Most of the news I read is concerned with HIV and the direction of sexual health clinics, until I realized that is exactly what MAGA leadership wants me to do- focus on what concerns me. If I am unaware of the issues facing others, then I cannot support them; and in the absence of community connection, vulnerabilities become much easier to exploit. I need to do more as a public health professional to stay informed about issues we face as an interwoven community. 

Everyday, the media is reporting on new ways government and corporate interests are actively working to dismantle health infrastructure, defund programs, and design policies to deconstruct the research and development out of which public health innovation is built. This blitzkrieg is purposefully overwhelming. Rapid, systemic assaults targeting the foundational structures of public health have devastated each of our areas of work and forced our focus away from the larger war that is underway. Our attention is on safeguarding the work we do , and that is just and good; but it must also be in service of the work others in our field do. We have to be aware of the different struggles, and shared experiences, others are having in the field. It is paramount that we stay informed about all the ways public health is attacked. 


By filtering through the cacophony of media distractions and reporting on clown kings, tech giants, and the scandals of wealthy elites, the drums of a war on public health can be loudly heard. We have to break through the noise and listen to the voices telling us what is next and how we resist. We have to start thinking outside ourselves. By keeping up with developments across domains, we can recognize hidden connections, avoid siloed thinking, and collaborate more effectively. 

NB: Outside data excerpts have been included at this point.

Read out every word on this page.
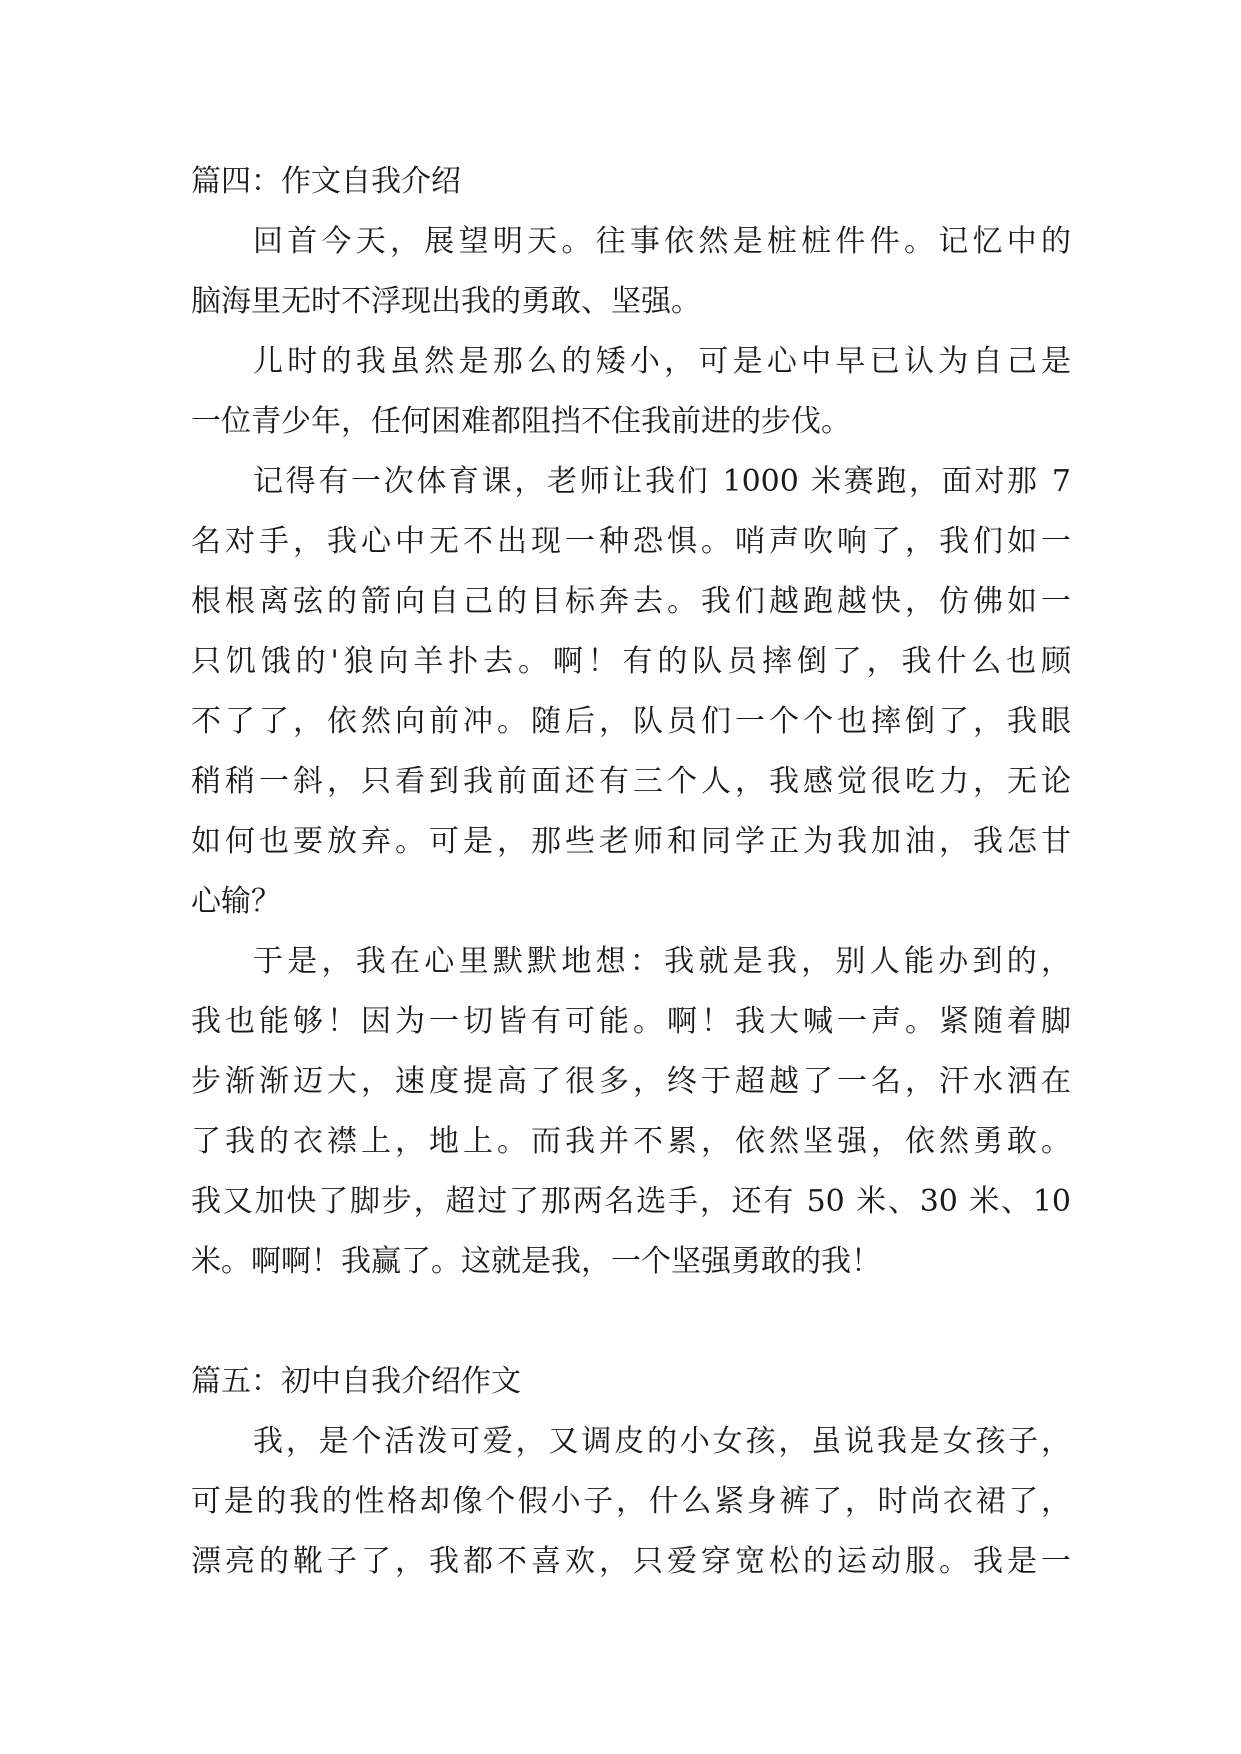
篇四：作文自我介绍
回首今天，展望明天。往事依然是桩桩件件。记忆中的
脑海里无时不浮现出我的勇敢、坚强。
儿时的我虽然是那么的矮小，可是心中早已认为自己是
一位青少年，任何困难都阻挡不住我前进的步伐。
记得有一次体育课，老师让我们 1000 米赛跑，面对那 7
名对手，我心中无不出现一种恐惧。哨声吹响了，我们如一
根根离弦的箭向自己的目标奔去。我们越跑越快，仿佛如一
只饥饿的'狼向羊扑去。啊！有的队员摔倒了，我什么也顾
不了了，依然向前冲。随后，队员们一个个也摔倒了，我眼
稍稍一斜，只看到我前面还有三个人，我感觉很吃力，无论
如何也要放弃。可是，那些老师和同学正为我加油，我怎甘
心输？
于是，我在心里默默地想：我就是我，别人能办到的，
我也能够！因为一切皆有可能。啊！我大喊一声。紧随着脚
步渐渐迈大，速度提高了很多，终于超越了一名，汗水洒在
了我的衣襟上，地上。而我并不累，依然坚强，依然勇敢。
我又加快了脚步，超过了那两名选手，还有 50 米、30 米、10
米。啊啊！我赢了。这就是我，一个坚强勇敢的我！
篇五：初中自我介绍作文
我，是个活泼可爱，又调皮的小女孩，虽说我是女孩子，
可是的我的性格却像个假小子，什么紧身裤了，时尚衣裙了，
漂亮的靴子了，我都不喜欢，只爱穿宽松的运动服。我是一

We must expand the topicality of our media consumption to include everything that affects public health. There is more we can do in solidarity in our field than alone in our focus areas. Read and research other’s issues and share them in your communities. By building coalitions across all of the health and human services sector, we build power; and all of this begins with being interested in public health areas outside your own.


Knowledge is power. Power is how we fight back. Solidarity with all public health workers. Unite for a healthier world.